While computer simulations of how the body metabolises drugs save both time and money, the best results when developing new drugs come from combining such simulations with laboratory experiments, reveals a researcher from the University of Gothenburg.
"My research demonstrates the benefits of combining traditional laboratory experiments with computer-based calculation models to understand and explain how the body's various enzymes interact with a drug when breaking it down," says Britta Bonn from the University of Gothenburg's Department of Chemistry. "It can really help when developing and designing molecules with the desired metabolic characteristics for a new drug."
When developing new drugs, it is important to understand how they will be broken down in the body, and which products are formed during this process. This breakdown of foreign substances is known as metabolism, and can be viewed as the conversion of the drug to a non-toxic, water-soluble product that can easily leave the body, in urine for example.
Enzymes does the job
Drug metabolism is the work of catalysts known as enzymes, and generally takes place in the liver. If a drug is broken down too effectively, it may not have the desired effect, and toxic metabolic products may form. It is therefore important to study and understand how drugs are broken down.

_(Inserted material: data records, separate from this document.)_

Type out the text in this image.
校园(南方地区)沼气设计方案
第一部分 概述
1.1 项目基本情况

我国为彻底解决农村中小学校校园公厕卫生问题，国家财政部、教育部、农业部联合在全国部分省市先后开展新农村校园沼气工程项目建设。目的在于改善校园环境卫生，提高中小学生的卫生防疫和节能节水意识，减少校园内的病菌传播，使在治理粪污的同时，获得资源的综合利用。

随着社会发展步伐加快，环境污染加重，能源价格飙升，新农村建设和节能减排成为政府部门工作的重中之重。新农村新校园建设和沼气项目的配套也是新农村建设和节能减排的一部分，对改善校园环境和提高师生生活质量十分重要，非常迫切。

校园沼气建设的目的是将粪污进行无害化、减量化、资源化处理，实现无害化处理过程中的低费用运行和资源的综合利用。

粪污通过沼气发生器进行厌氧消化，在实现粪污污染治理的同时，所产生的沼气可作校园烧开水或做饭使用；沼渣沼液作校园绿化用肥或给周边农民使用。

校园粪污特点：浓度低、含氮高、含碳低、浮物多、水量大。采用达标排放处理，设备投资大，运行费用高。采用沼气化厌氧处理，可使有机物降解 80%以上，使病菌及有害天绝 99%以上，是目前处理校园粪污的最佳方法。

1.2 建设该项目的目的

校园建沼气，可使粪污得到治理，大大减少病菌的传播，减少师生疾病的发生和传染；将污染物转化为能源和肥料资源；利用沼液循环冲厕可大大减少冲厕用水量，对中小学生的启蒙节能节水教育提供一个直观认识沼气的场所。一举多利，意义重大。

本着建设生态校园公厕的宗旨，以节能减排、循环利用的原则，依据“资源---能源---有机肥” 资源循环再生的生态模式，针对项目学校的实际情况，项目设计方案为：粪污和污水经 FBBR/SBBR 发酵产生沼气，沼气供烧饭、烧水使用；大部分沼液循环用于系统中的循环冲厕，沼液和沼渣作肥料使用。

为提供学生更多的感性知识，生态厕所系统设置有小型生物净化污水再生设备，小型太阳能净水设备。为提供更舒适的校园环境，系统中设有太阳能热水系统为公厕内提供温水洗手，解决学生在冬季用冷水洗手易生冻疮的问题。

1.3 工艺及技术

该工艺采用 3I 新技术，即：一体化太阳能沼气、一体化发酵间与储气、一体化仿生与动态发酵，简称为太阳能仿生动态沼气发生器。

Traditionally laboratory experiments have been used to study drug/enzyme interactions, for example in cell-based systems in test tubes (in vitro). Recent years have also brought major progress in computer-based models (in silico) and information on the enzymes' 3D structures.
Combines in vitro and in silico
Britta Bonn has focused on two important enzymes from the CYP family, which are the most common drug-metabolising enzymes, both in vitro and in silico to understand how they interact with foreign substances.
"My studies aimed to find out things like how well a molecule binds to the enzymes, why a molecule binds better to one enzyme than another, and how quickly and where in the molecule metabolism occurs," says Bonn. "If we know more, we can change the molecules to produce the haracteristics we're after for new drugs."